Mississippi Burning (1992) USA di Alan Parker
Due agenti dell’FBI indagano sulla misteriosa scomparsa di tre attivisti del movimento per i diritti civili. I detective Anderson e Alan Word applicano differenti approcci al caso.
La vicenda è sconvolgente, ispirata a fatti realmente accaduti che racconta della difficilissima lotta per i diritti civili del popolo nero in America negli anni sessanta. L’intolleranza e il razzismo sono mostrati nella loro brutalità con uno stile duro e senza fronzoli, ritmo serrato, approfondimenti psicologici e sociali essenziali ma efficaci. Particolarmente riuscita la descrizione dell’ambiente da cui nascono i delitti, con un sottobosco omertoso che favorisce il fanatismo del Ku Klux Klan inducendo i neri alla rassegnazione e al silenzio acquiescente.

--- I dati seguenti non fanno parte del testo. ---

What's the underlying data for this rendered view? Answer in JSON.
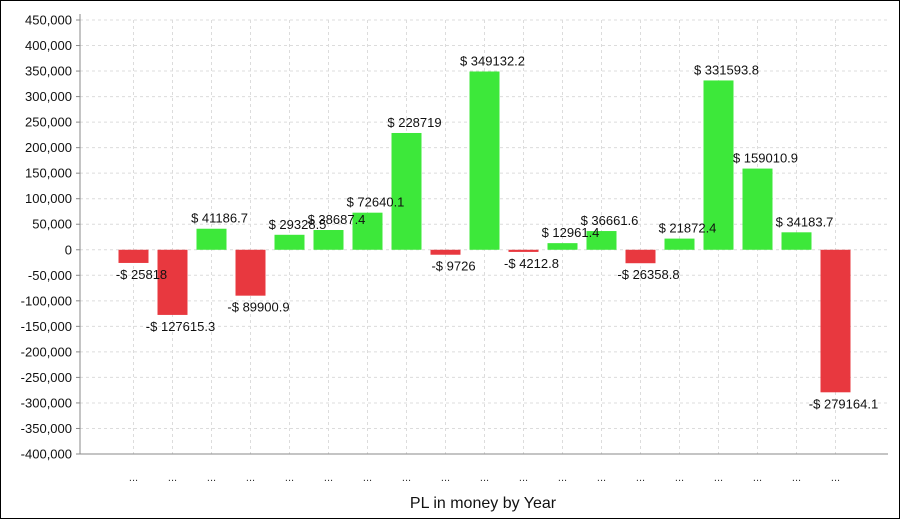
{
  "chart_data": {
    "type": "bar",
    "title": "",
    "xlabel": "PL in money by Year",
    "ylabel": "",
    "ylim": [
      -400000,
      450000
    ],
    "y_ticks": [
      450000,
      400000,
      350000,
      300000,
      250000,
      200000,
      150000,
      100000,
      50000,
      0,
      -50000,
      -100000,
      -150000,
      -200000,
      -250000,
      -300000,
      -350000,
      -400000
    ],
    "y_tick_labels": [
      "450,000",
      "400,000",
      "350,000",
      "300,000",
      "250,000",
      "200,000",
      "150,000",
      "100,000",
      "50,000",
      "0",
      "-50,000",
      "-100,000",
      "-150,000",
      "-200,000",
      "-250,000",
      "-300,000",
      "-350,000",
      "-400,000"
    ],
    "grid": true,
    "legend": "none",
    "categories": [
      "...",
      "...",
      "...",
      "...",
      "...",
      "...",
      "...",
      "...",
      "...",
      "...",
      "...",
      "...",
      "...",
      "...",
      "...",
      "...",
      "...",
      "...",
      "..."
    ],
    "values": [
      -25818,
      -127615.3,
      41186.7,
      -89900.9,
      29328.5,
      38687.4,
      72640.1,
      228719,
      -9726,
      349132.2,
      -4212.8,
      12961.4,
      36661.6,
      -26358.8,
      21872.4,
      331593.8,
      159010.9,
      34183.7,
      -279164.1
    ],
    "data_labels": [
      "-$ 25818",
      "-$ 127615.3",
      "$ 41186.7",
      "-$ 89900.9",
      "$ 29328.5",
      "$ 38687.4",
      "$ 72640.1",
      "$ 228719",
      "-$ 9726",
      "$ 349132.2",
      "-$ 4212.8",
      "$ 12961.4",
      "$ 36661.6",
      "-$ 26358.8",
      "$ 21872.4",
      "$ 331593.8",
      "$ 159010.9",
      "$ 34183.7",
      "-$ 279164.1"
    ],
    "colors": {
      "positive": "#3de83a",
      "negative": "#e8383f",
      "grid": "#dcdcdc",
      "axis": "#888888"
    }
  }
}
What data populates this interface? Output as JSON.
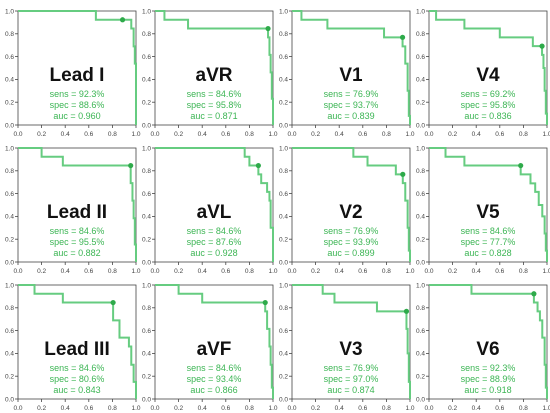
{
  "colors": {
    "curve": "#66cc80",
    "dot": "#2eaa4a",
    "stats": "#3cb554",
    "label": "#111111",
    "axis": "#444444",
    "grid_bg": "#ffffff"
  },
  "chart_data": [
    {
      "type": "line",
      "lead": "Lead I",
      "stats": [
        "sens = 92.3%",
        "spec = 88.6%",
        "auc = 0.960"
      ],
      "operating_point": [
        0.886,
        0.923
      ],
      "curve": [
        [
          0,
          1
        ],
        [
          0.66,
          1
        ],
        [
          0.66,
          0.923
        ],
        [
          0.96,
          0.923
        ],
        [
          0.96,
          0.846
        ],
        [
          0.98,
          0.846
        ],
        [
          0.98,
          0.69
        ],
        [
          0.99,
          0.69
        ],
        [
          0.99,
          0.538
        ],
        [
          1,
          0.538
        ],
        [
          1,
          0
        ]
      ],
      "xlim": [
        0,
        1
      ],
      "ylim": [
        0,
        1
      ],
      "xticks": [
        "0.0",
        "0.2",
        "0.4",
        "0.6",
        "0.8",
        "1.0"
      ],
      "yticks": [
        "0.0",
        "0.2",
        "0.4",
        "0.6",
        "0.8",
        "1.0"
      ]
    },
    {
      "type": "line",
      "lead": "aVR",
      "stats": [
        "sens = 84.6%",
        "spec = 95.8%",
        "auc = 0.871"
      ],
      "operating_point": [
        0.958,
        0.846
      ],
      "curve": [
        [
          0,
          1
        ],
        [
          0.08,
          1
        ],
        [
          0.08,
          0.923
        ],
        [
          0.28,
          0.923
        ],
        [
          0.28,
          0.846
        ],
        [
          0.958,
          0.846
        ],
        [
          0.958,
          0.769
        ],
        [
          0.97,
          0.769
        ],
        [
          0.97,
          0.615
        ],
        [
          0.98,
          0.615
        ],
        [
          0.98,
          0.462
        ],
        [
          0.99,
          0.462
        ],
        [
          0.99,
          0.23
        ],
        [
          1,
          0.23
        ],
        [
          1,
          0
        ]
      ],
      "xlim": [
        0,
        1
      ],
      "ylim": [
        0,
        1
      ],
      "xticks": [
        "0.0",
        "0.2",
        "0.4",
        "0.6",
        "0.8",
        "1.0"
      ],
      "yticks": [
        "0.0",
        "0.2",
        "0.4",
        "0.6",
        "0.8",
        "1.0"
      ]
    },
    {
      "type": "line",
      "lead": "V1",
      "stats": [
        "sens = 76.9%",
        "spec = 93.7%",
        "auc = 0.839"
      ],
      "operating_point": [
        0.937,
        0.769
      ],
      "curve": [
        [
          0,
          1
        ],
        [
          0.08,
          1
        ],
        [
          0.08,
          0.923
        ],
        [
          0.3,
          0.923
        ],
        [
          0.3,
          0.846
        ],
        [
          0.78,
          0.846
        ],
        [
          0.78,
          0.769
        ],
        [
          0.937,
          0.769
        ],
        [
          0.937,
          0.69
        ],
        [
          0.96,
          0.69
        ],
        [
          0.96,
          0.538
        ],
        [
          0.98,
          0.538
        ],
        [
          0.98,
          0.3
        ],
        [
          0.99,
          0.3
        ],
        [
          0.99,
          0.08
        ],
        [
          1,
          0.08
        ],
        [
          1,
          0
        ]
      ],
      "xlim": [
        0,
        1
      ],
      "ylim": [
        0,
        1
      ],
      "xticks": [
        "0.0",
        "0.2",
        "0.4",
        "0.6",
        "0.8",
        "1.0"
      ],
      "yticks": [
        "0.0",
        "0.2",
        "0.4",
        "0.6",
        "0.8",
        "1.0"
      ]
    },
    {
      "type": "line",
      "lead": "V4",
      "stats": [
        "sens = 69.2%",
        "spec = 95.8%",
        "auc = 0.836"
      ],
      "operating_point": [
        0.958,
        0.692
      ],
      "curve": [
        [
          0,
          1
        ],
        [
          0.06,
          1
        ],
        [
          0.06,
          0.923
        ],
        [
          0.3,
          0.923
        ],
        [
          0.3,
          0.846
        ],
        [
          0.6,
          0.846
        ],
        [
          0.6,
          0.769
        ],
        [
          0.88,
          0.769
        ],
        [
          0.88,
          0.692
        ],
        [
          0.958,
          0.692
        ],
        [
          0.958,
          0.615
        ],
        [
          0.97,
          0.615
        ],
        [
          0.97,
          0.5
        ],
        [
          0.98,
          0.5
        ],
        [
          0.98,
          0.3
        ],
        [
          0.99,
          0.3
        ],
        [
          0.99,
          0.1
        ],
        [
          1,
          0.1
        ],
        [
          1,
          0
        ]
      ],
      "xlim": [
        0,
        1
      ],
      "ylim": [
        0,
        1
      ],
      "xticks": [
        "0.0",
        "0.2",
        "0.4",
        "0.6",
        "0.8",
        "1.0"
      ],
      "yticks": [
        "0.0",
        "0.2",
        "0.4",
        "0.6",
        "0.8",
        "1.0"
      ]
    },
    {
      "type": "line",
      "lead": "Lead II",
      "stats": [
        "sens = 84.6%",
        "spec = 95.5%",
        "auc = 0.882"
      ],
      "operating_point": [
        0.955,
        0.846
      ],
      "curve": [
        [
          0,
          1
        ],
        [
          0.2,
          1
        ],
        [
          0.2,
          0.923
        ],
        [
          0.38,
          0.923
        ],
        [
          0.38,
          0.846
        ],
        [
          0.955,
          0.846
        ],
        [
          0.955,
          0.692
        ],
        [
          0.97,
          0.692
        ],
        [
          0.97,
          0.538
        ],
        [
          0.98,
          0.538
        ],
        [
          0.98,
          0.384
        ],
        [
          0.99,
          0.384
        ],
        [
          0.99,
          0.154
        ],
        [
          1,
          0.154
        ],
        [
          1,
          0
        ]
      ],
      "xlim": [
        0,
        1
      ],
      "ylim": [
        0,
        1
      ],
      "xticks": [
        "0.0",
        "0.2",
        "0.4",
        "0.6",
        "0.8",
        "1.0"
      ],
      "yticks": [
        "0.0",
        "0.2",
        "0.4",
        "0.6",
        "0.8",
        "1.0"
      ]
    },
    {
      "type": "line",
      "lead": "aVL",
      "stats": [
        "sens = 84.6%",
        "spec = 87.6%",
        "auc = 0.928"
      ],
      "operating_point": [
        0.876,
        0.846
      ],
      "curve": [
        [
          0,
          1
        ],
        [
          0.76,
          1
        ],
        [
          0.76,
          0.923
        ],
        [
          0.8,
          0.923
        ],
        [
          0.8,
          0.846
        ],
        [
          0.876,
          0.846
        ],
        [
          0.876,
          0.769
        ],
        [
          0.9,
          0.769
        ],
        [
          0.9,
          0.692
        ],
        [
          0.95,
          0.692
        ],
        [
          0.95,
          0.615
        ],
        [
          0.97,
          0.615
        ],
        [
          0.97,
          0.538
        ],
        [
          0.98,
          0.538
        ],
        [
          0.98,
          0.3
        ],
        [
          1,
          0.3
        ],
        [
          1,
          0
        ]
      ],
      "xlim": [
        0,
        1
      ],
      "ylim": [
        0,
        1
      ],
      "xticks": [
        "0.0",
        "0.2",
        "0.4",
        "0.6",
        "0.8",
        "1.0"
      ],
      "yticks": [
        "0.0",
        "0.2",
        "0.4",
        "0.6",
        "0.8",
        "1.0"
      ]
    },
    {
      "type": "line",
      "lead": "V2",
      "stats": [
        "sens = 76.9%",
        "spec = 93.9%",
        "auc = 0.899"
      ],
      "operating_point": [
        0.939,
        0.769
      ],
      "curve": [
        [
          0,
          1
        ],
        [
          0.52,
          1
        ],
        [
          0.52,
          0.923
        ],
        [
          0.64,
          0.923
        ],
        [
          0.64,
          0.846
        ],
        [
          0.88,
          0.846
        ],
        [
          0.88,
          0.769
        ],
        [
          0.939,
          0.769
        ],
        [
          0.939,
          0.692
        ],
        [
          0.96,
          0.692
        ],
        [
          0.96,
          0.538
        ],
        [
          0.98,
          0.538
        ],
        [
          0.98,
          0.3
        ],
        [
          0.99,
          0.3
        ],
        [
          0.99,
          0.1
        ],
        [
          1,
          0.1
        ],
        [
          1,
          0
        ]
      ],
      "xlim": [
        0,
        1
      ],
      "ylim": [
        0,
        1
      ],
      "xticks": [
        "0.0",
        "0.2",
        "0.4",
        "0.6",
        "0.8",
        "1.0"
      ],
      "yticks": [
        "0.0",
        "0.2",
        "0.4",
        "0.6",
        "0.8",
        "1.0"
      ]
    },
    {
      "type": "line",
      "lead": "V5",
      "stats": [
        "sens = 84.6%",
        "spec = 77.7%",
        "auc = 0.828"
      ],
      "operating_point": [
        0.777,
        0.846
      ],
      "curve": [
        [
          0,
          1
        ],
        [
          0.14,
          1
        ],
        [
          0.14,
          0.923
        ],
        [
          0.3,
          0.923
        ],
        [
          0.3,
          0.846
        ],
        [
          0.777,
          0.846
        ],
        [
          0.777,
          0.769
        ],
        [
          0.86,
          0.769
        ],
        [
          0.86,
          0.69
        ],
        [
          0.9,
          0.69
        ],
        [
          0.9,
          0.615
        ],
        [
          0.93,
          0.615
        ],
        [
          0.93,
          0.5
        ],
        [
          0.96,
          0.5
        ],
        [
          0.96,
          0.4
        ],
        [
          0.98,
          0.4
        ],
        [
          0.98,
          0.25
        ],
        [
          0.99,
          0.25
        ],
        [
          0.99,
          0.1
        ],
        [
          1,
          0.1
        ],
        [
          1,
          0
        ]
      ],
      "xlim": [
        0,
        1
      ],
      "ylim": [
        0,
        1
      ],
      "xticks": [
        "0.0",
        "0.2",
        "0.4",
        "0.6",
        "0.8",
        "1.0"
      ],
      "yticks": [
        "0.0",
        "0.2",
        "0.4",
        "0.6",
        "0.8",
        "1.0"
      ]
    },
    {
      "type": "line",
      "lead": "Lead III",
      "stats": [
        "sens = 84.6%",
        "spec = 80.6%",
        "auc = 0.843"
      ],
      "operating_point": [
        0.806,
        0.846
      ],
      "curve": [
        [
          0,
          1
        ],
        [
          0.14,
          1
        ],
        [
          0.14,
          0.923
        ],
        [
          0.38,
          0.923
        ],
        [
          0.38,
          0.846
        ],
        [
          0.806,
          0.846
        ],
        [
          0.806,
          0.69
        ],
        [
          0.86,
          0.69
        ],
        [
          0.86,
          0.538
        ],
        [
          0.94,
          0.538
        ],
        [
          0.94,
          0.46
        ],
        [
          0.96,
          0.46
        ],
        [
          0.96,
          0.3
        ],
        [
          0.98,
          0.3
        ],
        [
          0.98,
          0.15
        ],
        [
          1,
          0.15
        ],
        [
          1,
          0
        ]
      ],
      "xlim": [
        0,
        1
      ],
      "ylim": [
        0,
        1
      ],
      "xticks": [
        "0.0",
        "0.2",
        "0.4",
        "0.6",
        "0.8",
        "1.0"
      ],
      "yticks": [
        "0.0",
        "0.2",
        "0.4",
        "0.6",
        "0.8",
        "1.0"
      ]
    },
    {
      "type": "line",
      "lead": "aVF",
      "stats": [
        "sens = 84.6%",
        "spec = 93.4%",
        "auc = 0.866"
      ],
      "operating_point": [
        0.934,
        0.846
      ],
      "curve": [
        [
          0,
          1
        ],
        [
          0.2,
          1
        ],
        [
          0.2,
          0.923
        ],
        [
          0.4,
          0.923
        ],
        [
          0.4,
          0.846
        ],
        [
          0.934,
          0.846
        ],
        [
          0.934,
          0.769
        ],
        [
          0.95,
          0.769
        ],
        [
          0.95,
          0.615
        ],
        [
          0.97,
          0.615
        ],
        [
          0.97,
          0.46
        ],
        [
          0.98,
          0.46
        ],
        [
          0.98,
          0.3
        ],
        [
          0.99,
          0.3
        ],
        [
          0.99,
          0.1
        ],
        [
          1,
          0.1
        ],
        [
          1,
          0
        ]
      ],
      "xlim": [
        0,
        1
      ],
      "ylim": [
        0,
        1
      ],
      "xticks": [
        "0.0",
        "0.2",
        "0.4",
        "0.6",
        "0.8",
        "1.0"
      ],
      "yticks": [
        "0.0",
        "0.2",
        "0.4",
        "0.6",
        "0.8",
        "1.0"
      ]
    },
    {
      "type": "line",
      "lead": "V3",
      "stats": [
        "sens = 76.9%",
        "spec = 97.0%",
        "auc = 0.874"
      ],
      "operating_point": [
        0.97,
        0.769
      ],
      "curve": [
        [
          0,
          1
        ],
        [
          0.26,
          1
        ],
        [
          0.26,
          0.923
        ],
        [
          0.36,
          0.923
        ],
        [
          0.36,
          0.846
        ],
        [
          0.72,
          0.846
        ],
        [
          0.72,
          0.769
        ],
        [
          0.97,
          0.769
        ],
        [
          0.97,
          0.615
        ],
        [
          0.98,
          0.615
        ],
        [
          0.98,
          0.4
        ],
        [
          0.99,
          0.4
        ],
        [
          0.99,
          0.15
        ],
        [
          1,
          0.15
        ],
        [
          1,
          0
        ]
      ],
      "xlim": [
        0,
        1
      ],
      "ylim": [
        0,
        1
      ],
      "xticks": [
        "0.0",
        "0.2",
        "0.4",
        "0.6",
        "0.8",
        "1.0"
      ],
      "yticks": [
        "0.0",
        "0.2",
        "0.4",
        "0.6",
        "0.8",
        "1.0"
      ]
    },
    {
      "type": "line",
      "lead": "V6",
      "stats": [
        "sens = 92.3%",
        "spec = 88.9%",
        "auc = 0.918"
      ],
      "operating_point": [
        0.889,
        0.923
      ],
      "curve": [
        [
          0,
          1
        ],
        [
          0.36,
          1
        ],
        [
          0.36,
          0.923
        ],
        [
          0.889,
          0.923
        ],
        [
          0.889,
          0.846
        ],
        [
          0.92,
          0.846
        ],
        [
          0.92,
          0.769
        ],
        [
          0.94,
          0.769
        ],
        [
          0.94,
          0.69
        ],
        [
          0.96,
          0.69
        ],
        [
          0.96,
          0.538
        ],
        [
          0.98,
          0.538
        ],
        [
          0.98,
          0.3
        ],
        [
          0.99,
          0.3
        ],
        [
          0.99,
          0.1
        ],
        [
          1,
          0.1
        ],
        [
          1,
          0
        ]
      ],
      "xlim": [
        0,
        1
      ],
      "ylim": [
        0,
        1
      ],
      "xticks": [
        "0.0",
        "0.2",
        "0.4",
        "0.6",
        "0.8",
        "1.0"
      ],
      "yticks": [
        "0.0",
        "0.2",
        "0.4",
        "0.6",
        "0.8",
        "1.0"
      ]
    }
  ]
}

Parker si espone ad indagare le zone d’ombra non solo della cultura americana, ma dell’animo umano in generale, partendo dalle aberrazioni dell’esistenza e della coscienza cui sono costretti anche gli agenti che si trovano, ad un certo punto, obbligati a scegliere tra il rispetto assoluto della legge e le “forzature” che riescono finalmente a smuovere le acque stagnanti del terrore razziale.
La contrapposizione tra i due poliziotti (particolarmente bravo Gene Hackman) è la parte forte dell’opera. I loro dialoghi, lo scontro sulla visione del mondo, le diverse strade percorse per giungere alla giustizia rappresentano i dilemmi etici di fronte ad un omicidio così brutale ed insensato che non può non smuovere le coscienze. L’ambiguità politica, i compromessi conseguenti sono l’espressione di una società malata e retriva che può essere sconfitta solo con un gesto forte.